Latent Laplacian Maximum Entropy Discrimination for Detection of High-Utility Anomalies

Hou, Elizabeth, Sricharan, Kumar, Hero, Alfred O.

arXiv.org Machine Learning 

Anomaly detection is a very pervasive problem applicable to a variety of domains including network intrusion, fraud detection, and system failures. It is a crucial task in many applications because failure to detect anomalous activity could result in highly undesirable outcomes. For example, (i) detection of anomalous medical claims is important to identify fraud; (ii) detection of fraudulent credit card transactions is necessary to help prevent identity theft; and (iii) detection of abnormal network traffic is necessary to identify hacking. Many techniques have been developed for anomaly detection. These methods can be broadly classified into two categories: (i) rule-based systems, and (ii) statistical datadriven approaches.

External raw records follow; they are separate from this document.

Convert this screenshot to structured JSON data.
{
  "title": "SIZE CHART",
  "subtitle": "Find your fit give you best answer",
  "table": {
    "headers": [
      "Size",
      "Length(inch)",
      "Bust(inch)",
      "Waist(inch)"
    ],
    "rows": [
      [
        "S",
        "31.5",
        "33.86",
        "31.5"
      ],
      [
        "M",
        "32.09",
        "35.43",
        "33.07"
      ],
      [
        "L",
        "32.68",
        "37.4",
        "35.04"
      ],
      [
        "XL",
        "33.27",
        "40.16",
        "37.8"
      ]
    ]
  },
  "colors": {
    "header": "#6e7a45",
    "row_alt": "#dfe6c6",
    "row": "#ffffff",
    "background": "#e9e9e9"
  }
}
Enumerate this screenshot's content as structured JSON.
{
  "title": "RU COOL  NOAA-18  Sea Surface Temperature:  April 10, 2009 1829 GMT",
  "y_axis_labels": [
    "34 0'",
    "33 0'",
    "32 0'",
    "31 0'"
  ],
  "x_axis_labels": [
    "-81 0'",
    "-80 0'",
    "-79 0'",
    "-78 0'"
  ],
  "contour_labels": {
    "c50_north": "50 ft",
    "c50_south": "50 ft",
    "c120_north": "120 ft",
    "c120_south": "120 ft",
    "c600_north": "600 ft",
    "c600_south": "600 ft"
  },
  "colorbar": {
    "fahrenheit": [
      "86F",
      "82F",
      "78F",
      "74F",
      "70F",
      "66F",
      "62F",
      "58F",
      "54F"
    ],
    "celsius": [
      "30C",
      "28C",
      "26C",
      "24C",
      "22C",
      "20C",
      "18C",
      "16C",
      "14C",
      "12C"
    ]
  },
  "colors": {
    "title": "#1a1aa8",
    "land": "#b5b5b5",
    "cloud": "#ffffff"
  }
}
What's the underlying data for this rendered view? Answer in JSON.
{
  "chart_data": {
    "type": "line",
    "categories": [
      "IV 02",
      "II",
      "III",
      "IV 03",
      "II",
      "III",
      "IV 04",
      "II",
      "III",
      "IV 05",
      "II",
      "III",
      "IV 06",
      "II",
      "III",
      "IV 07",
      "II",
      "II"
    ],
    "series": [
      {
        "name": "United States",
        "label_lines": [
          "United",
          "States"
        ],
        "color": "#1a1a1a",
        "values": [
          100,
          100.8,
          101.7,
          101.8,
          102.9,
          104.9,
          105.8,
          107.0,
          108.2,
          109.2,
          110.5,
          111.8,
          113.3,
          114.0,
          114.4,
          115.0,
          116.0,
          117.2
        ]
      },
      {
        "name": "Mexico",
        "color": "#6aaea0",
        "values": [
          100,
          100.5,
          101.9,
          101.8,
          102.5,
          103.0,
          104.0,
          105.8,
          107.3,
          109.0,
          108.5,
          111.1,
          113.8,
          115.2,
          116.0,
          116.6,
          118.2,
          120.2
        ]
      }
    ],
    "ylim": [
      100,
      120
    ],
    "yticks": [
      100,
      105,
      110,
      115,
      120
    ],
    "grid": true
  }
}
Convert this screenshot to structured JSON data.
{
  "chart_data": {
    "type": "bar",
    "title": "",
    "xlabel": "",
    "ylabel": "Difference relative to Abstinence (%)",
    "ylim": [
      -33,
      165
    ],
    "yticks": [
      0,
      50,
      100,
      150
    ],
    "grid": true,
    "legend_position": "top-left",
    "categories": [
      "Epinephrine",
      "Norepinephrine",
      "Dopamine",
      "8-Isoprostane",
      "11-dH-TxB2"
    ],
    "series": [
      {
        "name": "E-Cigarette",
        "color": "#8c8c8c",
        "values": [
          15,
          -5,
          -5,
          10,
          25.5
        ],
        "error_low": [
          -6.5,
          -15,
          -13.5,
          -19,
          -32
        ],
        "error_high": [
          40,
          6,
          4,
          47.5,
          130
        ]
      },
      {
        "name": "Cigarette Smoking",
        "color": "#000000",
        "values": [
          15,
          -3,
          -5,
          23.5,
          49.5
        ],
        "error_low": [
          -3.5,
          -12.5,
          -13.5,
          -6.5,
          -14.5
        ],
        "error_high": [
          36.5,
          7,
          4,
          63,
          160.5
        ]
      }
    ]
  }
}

The rule-based systems are based on domain expertise and look for specific types of anomalies while the data-driven approaches look to identify anomalies by identifying statistically rare patterns. Examples of datadriven methods include parametric methods that assume a known family for the nominal (non-anomalous) distribution and nonparametric methods such as those using unsupervised or semi-supervised support vector machines (SVMs) [1], [2] or based on minimum volume set estimation [3], [4], [5]. The advantage of data-driven approaches over rule-based methods is that they can identify novel types of anomalies that are unknown to the domain expert.